Powell could make such a comment in response to a question, according to Jim Caron of Morgan Stanley Investment Management. But Caron stresses that Powell will not provide a definitive comment.

“He’s going to hide behind the data,” said Caron. The strategist said Powell will have to be careful in how he crafts the statement because he could raise market expectations for a less aggressive Fed.

“It’s very hard for him not to get himself in trouble just in the normal course of discourse to say we are going to step down if the inflation data weakens,'” he said.

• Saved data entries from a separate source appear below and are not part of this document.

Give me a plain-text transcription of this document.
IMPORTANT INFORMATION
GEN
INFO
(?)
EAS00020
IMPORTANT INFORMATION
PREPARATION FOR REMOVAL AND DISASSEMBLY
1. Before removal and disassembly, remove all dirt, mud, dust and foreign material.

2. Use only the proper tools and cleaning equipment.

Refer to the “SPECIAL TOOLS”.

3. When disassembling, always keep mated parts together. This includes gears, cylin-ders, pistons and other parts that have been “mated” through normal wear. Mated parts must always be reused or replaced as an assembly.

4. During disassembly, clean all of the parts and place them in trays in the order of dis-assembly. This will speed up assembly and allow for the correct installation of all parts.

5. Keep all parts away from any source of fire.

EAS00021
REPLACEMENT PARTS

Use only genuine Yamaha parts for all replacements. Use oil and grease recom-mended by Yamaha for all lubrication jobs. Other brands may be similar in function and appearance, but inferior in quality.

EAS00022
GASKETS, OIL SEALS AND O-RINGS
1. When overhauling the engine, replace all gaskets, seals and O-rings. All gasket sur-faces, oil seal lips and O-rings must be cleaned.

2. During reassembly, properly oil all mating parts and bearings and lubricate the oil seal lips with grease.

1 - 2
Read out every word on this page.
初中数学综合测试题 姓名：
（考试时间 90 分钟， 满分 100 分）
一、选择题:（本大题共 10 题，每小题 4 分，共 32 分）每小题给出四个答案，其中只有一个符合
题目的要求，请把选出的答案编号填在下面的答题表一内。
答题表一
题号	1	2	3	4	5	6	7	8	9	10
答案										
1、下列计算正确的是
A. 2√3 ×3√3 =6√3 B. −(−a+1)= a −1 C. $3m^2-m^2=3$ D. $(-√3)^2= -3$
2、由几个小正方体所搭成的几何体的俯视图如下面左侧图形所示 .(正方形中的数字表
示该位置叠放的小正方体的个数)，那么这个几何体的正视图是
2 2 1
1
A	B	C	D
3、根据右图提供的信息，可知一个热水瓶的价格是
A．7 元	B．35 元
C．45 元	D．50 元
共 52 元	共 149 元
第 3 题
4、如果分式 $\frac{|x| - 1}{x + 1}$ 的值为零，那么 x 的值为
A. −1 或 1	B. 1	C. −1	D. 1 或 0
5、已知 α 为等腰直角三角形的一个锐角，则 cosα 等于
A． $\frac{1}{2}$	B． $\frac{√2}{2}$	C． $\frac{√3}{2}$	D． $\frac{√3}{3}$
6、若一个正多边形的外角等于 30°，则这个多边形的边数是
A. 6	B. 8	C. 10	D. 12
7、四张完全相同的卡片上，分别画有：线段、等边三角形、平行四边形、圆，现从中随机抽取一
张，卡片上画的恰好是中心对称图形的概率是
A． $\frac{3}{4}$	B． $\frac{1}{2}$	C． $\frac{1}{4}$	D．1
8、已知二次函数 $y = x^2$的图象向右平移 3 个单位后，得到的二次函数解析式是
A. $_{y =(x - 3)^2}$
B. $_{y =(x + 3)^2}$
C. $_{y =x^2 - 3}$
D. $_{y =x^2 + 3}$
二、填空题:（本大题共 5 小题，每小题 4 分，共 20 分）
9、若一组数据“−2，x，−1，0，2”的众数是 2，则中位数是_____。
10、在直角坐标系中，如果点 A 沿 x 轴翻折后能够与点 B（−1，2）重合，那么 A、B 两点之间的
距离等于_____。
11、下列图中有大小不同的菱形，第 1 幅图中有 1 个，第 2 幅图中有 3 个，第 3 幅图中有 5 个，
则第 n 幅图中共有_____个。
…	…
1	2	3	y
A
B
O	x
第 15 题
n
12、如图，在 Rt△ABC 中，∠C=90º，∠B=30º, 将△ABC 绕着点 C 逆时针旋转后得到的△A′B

The hike would be the fourth 75 basis point hike in a row. A basis point equals 0.01 of a percentage point.

–Patti Domm

Market snapshot heading into Fed decision

Here’s a look at where markets stand about an hour before the Fed delivers its monetary policy decision:

— Fred Imbert

BlackRock’s Rick Rieder thinks the Fed will lean hawkish

Investor hopes of a dovish Fed pivot have grown recently, but BlackRock’s Rick Rieder thinks the central bank will maintain a more aggressive policy stance.

The firm’s chief investment officer of global fixed income said he expects Chair Jerome Powell to sound somewhat hawkish at his 2:30 p.m. ET news conference.

“He’s got to be really careful not to be seen as easy or pivoting,” said Rieder. “I think he’s got to draw the line on ‘inflation is our objective’… I think he’s got to be aggressive about that. If he blinks and financial conditions ease too much…that’s not the direction he or they want to go down.”

CNBC Pro subscribers can read more here.

— Patti Domm, Fred Imbert

There are two words investors want to hear from the Fed

As the Fed delivers its latest monetary policy decision, there are two words investors will be looking for: “step down.” As in, Wall Street will be looking for the central bank to “step down” from its current tightening path. The term was used by San Francisco Fed President Mary Daly.

The Fed isn’t expected to stop raising rates anytime soon, but hints that this could be the last 0.75 percentage point increase could soothe a beaten-down stock market.